X-Message-Number: 15755
Date: Tue, 27 Feb 2001 06:41:06 -0500
From: Thomas Donaldson <>
Subject: recent cryonets

Hi everyone again!

Some comments re the Cryonet which begins with Msg #15747.

Unfortunately, the arguments over whose method is best continue.
Cryobiology has lots of byways to get to the same place; I would not be
surprized if in the end each society works out a method which works.
Some may take longer than others, but that's not the point.

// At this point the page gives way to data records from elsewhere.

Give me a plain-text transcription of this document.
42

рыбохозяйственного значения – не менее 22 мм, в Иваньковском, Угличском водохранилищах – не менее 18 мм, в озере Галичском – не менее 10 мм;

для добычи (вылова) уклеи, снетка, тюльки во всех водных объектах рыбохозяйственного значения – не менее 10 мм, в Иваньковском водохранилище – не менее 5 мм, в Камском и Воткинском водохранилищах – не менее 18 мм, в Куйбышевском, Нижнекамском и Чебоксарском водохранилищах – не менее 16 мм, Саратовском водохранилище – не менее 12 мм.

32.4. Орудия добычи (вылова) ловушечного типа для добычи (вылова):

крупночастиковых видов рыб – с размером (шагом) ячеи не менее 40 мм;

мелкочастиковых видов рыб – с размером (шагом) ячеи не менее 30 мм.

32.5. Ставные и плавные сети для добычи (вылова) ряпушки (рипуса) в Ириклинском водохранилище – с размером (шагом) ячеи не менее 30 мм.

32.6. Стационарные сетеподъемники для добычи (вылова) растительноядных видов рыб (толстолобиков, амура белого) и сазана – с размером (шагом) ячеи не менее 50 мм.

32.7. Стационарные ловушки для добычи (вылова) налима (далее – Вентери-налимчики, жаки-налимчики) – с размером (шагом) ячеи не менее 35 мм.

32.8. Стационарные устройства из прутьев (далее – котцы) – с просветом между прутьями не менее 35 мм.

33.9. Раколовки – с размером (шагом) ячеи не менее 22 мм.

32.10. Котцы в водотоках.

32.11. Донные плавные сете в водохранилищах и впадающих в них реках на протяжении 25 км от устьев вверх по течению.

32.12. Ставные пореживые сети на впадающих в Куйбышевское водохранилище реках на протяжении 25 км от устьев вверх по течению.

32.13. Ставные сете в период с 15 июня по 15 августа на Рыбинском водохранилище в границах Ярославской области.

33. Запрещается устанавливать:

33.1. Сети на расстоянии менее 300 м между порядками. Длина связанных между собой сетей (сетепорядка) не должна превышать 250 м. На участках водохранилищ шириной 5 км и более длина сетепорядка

The piece by Mark Plus turns out to be disappointing, at least to me.
First, it's very unlikely that our hippocampus stores all our memories
permanently, while the work seems to look only at the hippocampus. Not
only that, but even the hippocampus does not play a role in the storage
of all kinds of memory. I am not claiming that the work of these 
scientists is useless, at all. It may help in special conditions. 
However the major concern of cryonics is the recovery of memory from
suspension patients, and this work has at best rather distant
relationship to that problem. Why Mark Plus doesn't look at other
sources I do not know... and I am not referring here to PERIASTRON
(which is after all just my choice of which developments are worth
writing about for one issue) but to all the many journals on how our
brain works, at all the different levels. 

Sure, I'd be glad if he were a subscriber, but that's not the problem
I am raising here.

		Best wishes and long long life for all,

			Thomas Donaldson

PS: If you wish I will send you my sources for the statements I make
here... the scientific statements, about how our brain works. Or doesn't.